Green agrees. "Reverse triage can be applied to a department, as well as to a hospital or a system," he says. "But you do not want to discharge someone unless the incoming patients have a higher risk, and you need to be able to stratify that risk."
Finally, says Green, since ED nurses, physicians, and managers are the "natural experts" in critical event preparedness and often the leaders in overall hospital response, "they should be aware of this work and be proposing at their hospitals and medical centers that they consider whether this type of frame would work for them." He adds that they should have discussions with hospital staff and other departments and encourage them to consider it, "since this identifies that the greatest capacity you can potentially gain is by reverse triage than by other means that have traditionally been identified." [Editor's note: Have you instituted effective surge capacity strategies in your facility? Let us know about it. Contact: Steve Lewis, Editor, ED Management, at (678) 740-8630. E-mail: firstname.lastname@example.org.]
Don't forget the individual patient
The reverse triage approach described in an online article in Disaster Medicine and Public Health Preparedness1 makes sense — to a point, says James J. Augustine, MD, FACEP, director of clinical operations at Emergency Medicine Physicians, an emergency physician partnership group in Canton, OH.

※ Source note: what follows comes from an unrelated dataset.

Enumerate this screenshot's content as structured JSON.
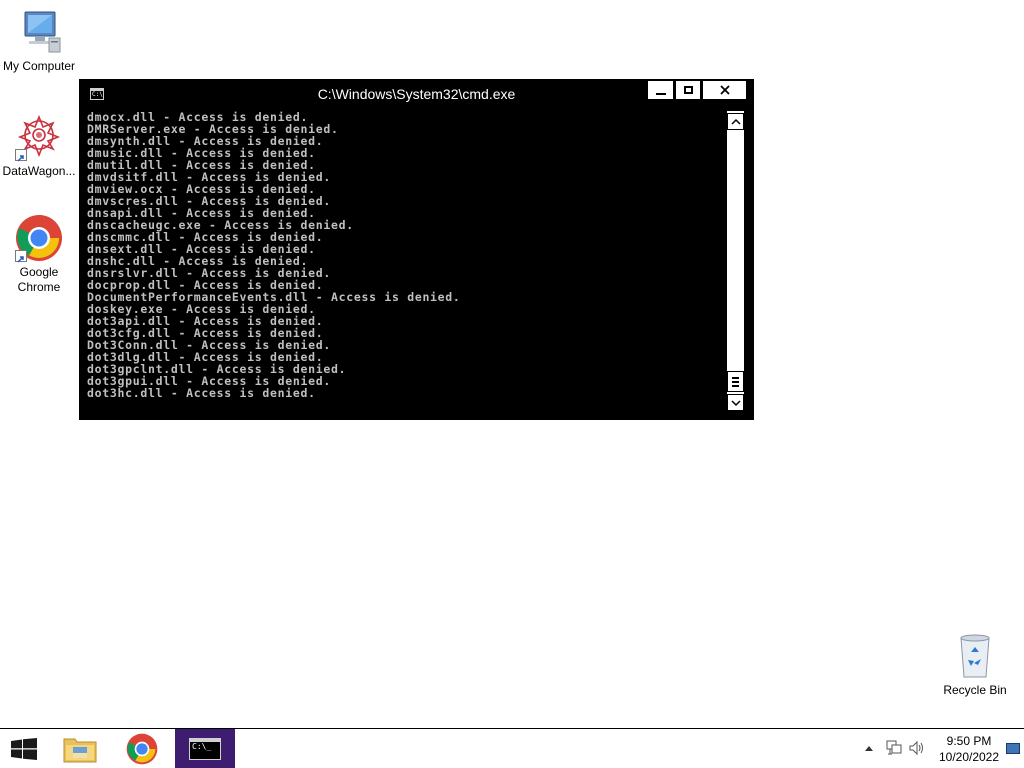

"If you have to address a community emergency, you first look to internal capacity within the institution, and that would have to include the possibility of moving patients out," he notes.
However, Augustine adds, "It has to be situation-specific and up to the individual physician, patient, and family, and the facility that may or may not accept the [transferring] patient," because there can be so many different types of situations. For example, he says, a patient might be brought into the hospital for elective surgery. An emergency occurs, other patients become infected, and the patient himself decides he doesn't really want to be there. "Or a patient may be nearing discharge anyway, and the physician knows they can safely be discharged out of the hospital and have a place to go," Augustine suggests.
Families also are an important consideration. "The family may want to evacuate out ahead of the disaster," he offers. "On the other hand, there may have been a wildfire. You would normally discharge a given patient to make room for more seriously ill patients, but the home has been affected and the family has nowhere to go themselves."